Phuket was just like those other idyllic tropical islands glowing out of billboards, but with one major difference. It was cheap. CHEAP.
It’s why tourists flocked there in their millions. It’s why Phuket quickly became one of Asia’s most popular destinations.
But, unfortunately, Thailand is a lot less affordable than it used to be. Prices have increased. The Thai Baht’s strengthened. The Pound has, well, taken a pounding.
Phuket has also striven to shake off its budget, slightly seedy, image and is now fully geared towards upmarket tourism. Luxury resorts. Plush restaurants. Trendy cafés, and all that. It’s the wealthiest province in the country and prices are up to double that of the mainland.

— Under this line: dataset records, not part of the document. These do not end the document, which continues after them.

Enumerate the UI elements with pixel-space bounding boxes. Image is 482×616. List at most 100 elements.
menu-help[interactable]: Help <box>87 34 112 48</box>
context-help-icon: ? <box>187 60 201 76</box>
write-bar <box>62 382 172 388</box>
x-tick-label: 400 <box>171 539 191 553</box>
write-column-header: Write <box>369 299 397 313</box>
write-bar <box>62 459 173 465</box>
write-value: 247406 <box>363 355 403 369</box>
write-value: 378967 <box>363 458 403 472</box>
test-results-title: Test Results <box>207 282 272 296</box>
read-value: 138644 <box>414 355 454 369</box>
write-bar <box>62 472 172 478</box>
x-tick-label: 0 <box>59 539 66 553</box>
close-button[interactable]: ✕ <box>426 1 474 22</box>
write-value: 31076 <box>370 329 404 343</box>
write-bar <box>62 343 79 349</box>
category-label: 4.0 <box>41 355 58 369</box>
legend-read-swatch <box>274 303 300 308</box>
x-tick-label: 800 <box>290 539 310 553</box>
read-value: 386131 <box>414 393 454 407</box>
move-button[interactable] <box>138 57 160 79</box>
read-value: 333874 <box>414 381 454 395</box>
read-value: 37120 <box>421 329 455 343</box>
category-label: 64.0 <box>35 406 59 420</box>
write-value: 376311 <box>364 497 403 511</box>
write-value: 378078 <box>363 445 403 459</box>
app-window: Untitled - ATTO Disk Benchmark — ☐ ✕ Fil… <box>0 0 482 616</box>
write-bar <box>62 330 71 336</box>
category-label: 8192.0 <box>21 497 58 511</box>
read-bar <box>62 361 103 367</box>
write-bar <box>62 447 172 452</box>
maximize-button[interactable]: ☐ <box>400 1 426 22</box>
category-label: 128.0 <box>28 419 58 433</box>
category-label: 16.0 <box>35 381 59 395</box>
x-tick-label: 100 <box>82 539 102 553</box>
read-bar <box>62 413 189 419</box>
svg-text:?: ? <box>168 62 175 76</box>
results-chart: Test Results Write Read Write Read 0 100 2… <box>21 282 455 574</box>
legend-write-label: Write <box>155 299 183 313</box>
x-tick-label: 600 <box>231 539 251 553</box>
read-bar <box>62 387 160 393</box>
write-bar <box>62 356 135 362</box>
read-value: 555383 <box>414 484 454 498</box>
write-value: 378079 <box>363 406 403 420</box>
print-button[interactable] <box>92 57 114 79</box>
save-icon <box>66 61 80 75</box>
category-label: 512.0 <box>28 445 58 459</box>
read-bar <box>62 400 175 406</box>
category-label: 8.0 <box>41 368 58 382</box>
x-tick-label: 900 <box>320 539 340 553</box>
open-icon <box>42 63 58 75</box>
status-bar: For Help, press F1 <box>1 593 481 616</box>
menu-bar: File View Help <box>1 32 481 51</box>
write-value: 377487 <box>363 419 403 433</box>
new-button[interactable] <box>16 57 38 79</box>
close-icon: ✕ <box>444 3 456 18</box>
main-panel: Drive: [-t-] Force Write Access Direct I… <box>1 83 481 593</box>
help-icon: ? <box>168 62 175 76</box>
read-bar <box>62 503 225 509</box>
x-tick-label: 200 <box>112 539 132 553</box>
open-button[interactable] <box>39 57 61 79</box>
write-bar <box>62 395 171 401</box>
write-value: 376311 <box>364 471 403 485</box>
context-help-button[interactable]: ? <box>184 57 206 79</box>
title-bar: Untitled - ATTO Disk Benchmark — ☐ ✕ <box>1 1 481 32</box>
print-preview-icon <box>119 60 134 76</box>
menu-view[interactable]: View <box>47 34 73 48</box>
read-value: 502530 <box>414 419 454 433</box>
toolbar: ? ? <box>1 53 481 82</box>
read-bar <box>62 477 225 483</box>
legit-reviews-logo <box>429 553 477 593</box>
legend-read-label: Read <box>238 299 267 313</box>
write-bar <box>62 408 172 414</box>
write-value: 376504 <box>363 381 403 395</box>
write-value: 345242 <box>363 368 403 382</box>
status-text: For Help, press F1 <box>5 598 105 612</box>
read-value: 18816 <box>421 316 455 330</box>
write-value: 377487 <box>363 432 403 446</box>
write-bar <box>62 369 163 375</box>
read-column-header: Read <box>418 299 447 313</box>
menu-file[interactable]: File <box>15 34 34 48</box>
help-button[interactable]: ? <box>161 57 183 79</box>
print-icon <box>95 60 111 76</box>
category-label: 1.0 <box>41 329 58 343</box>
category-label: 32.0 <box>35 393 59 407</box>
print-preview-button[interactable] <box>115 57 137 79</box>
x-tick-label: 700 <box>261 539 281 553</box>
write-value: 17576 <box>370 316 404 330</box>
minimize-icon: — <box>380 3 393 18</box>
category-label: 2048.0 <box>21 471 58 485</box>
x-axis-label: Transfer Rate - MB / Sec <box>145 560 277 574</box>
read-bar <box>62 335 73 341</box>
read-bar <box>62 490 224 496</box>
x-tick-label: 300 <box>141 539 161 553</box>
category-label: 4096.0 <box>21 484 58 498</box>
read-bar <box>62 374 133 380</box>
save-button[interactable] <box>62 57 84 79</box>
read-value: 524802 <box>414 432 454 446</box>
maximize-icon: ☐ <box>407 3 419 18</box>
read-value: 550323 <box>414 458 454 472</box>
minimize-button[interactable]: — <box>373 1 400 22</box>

That said, there are still plenty of bargains to be found. You just have to look a little harder.
The best places to start are markets. Nowhere does markets better than Thailand. First off, they’re mostly at night when the pesky heat has relented somewhat.
Then, there’s the vast array of food, clothing, and handicraft on offer.
Scores of stalls. A kaleidoscope of lights and colours. Big smiles and bigger bargains.
You soon get swept up in the undertow of the ambling crowd.
The next thing you know, you’ve bought several branded T-shirts, around £4 whose veracity you’re not sure of, a couple of pairs of sunglasses, £2.50 too brightly coloured to be worn back home, and portions of meat charred beyond discernibility, yet taste so good they leave you dribbling for more.
There are great night markets in the resort towns of Patong, Kata, and Karon Beaches, but my fave was the Sunday night Walking Street Market in Phuket City, at the heart of the pretty Old Town.
The Old Town is not at all what I expected of Phuket. With its colonial Chinese-Portuguese architecture, it looked more like down the coast in Singapore or Malaysia than Thailand.
The multi-coloured houses with elaborate facades and shutters made the perfect backdrop for this more modern market, which is as popular with locals as it is with tourists.
There’s a wide and slightly confusing selection of local delicacies to try.
The fish-organ soup didn’t sound very appetising, and the horseshoe crab salad looked and smelled like something from the Precambrian Era. But the prawn fritters and the coconut crab curry noodles were yum and then some.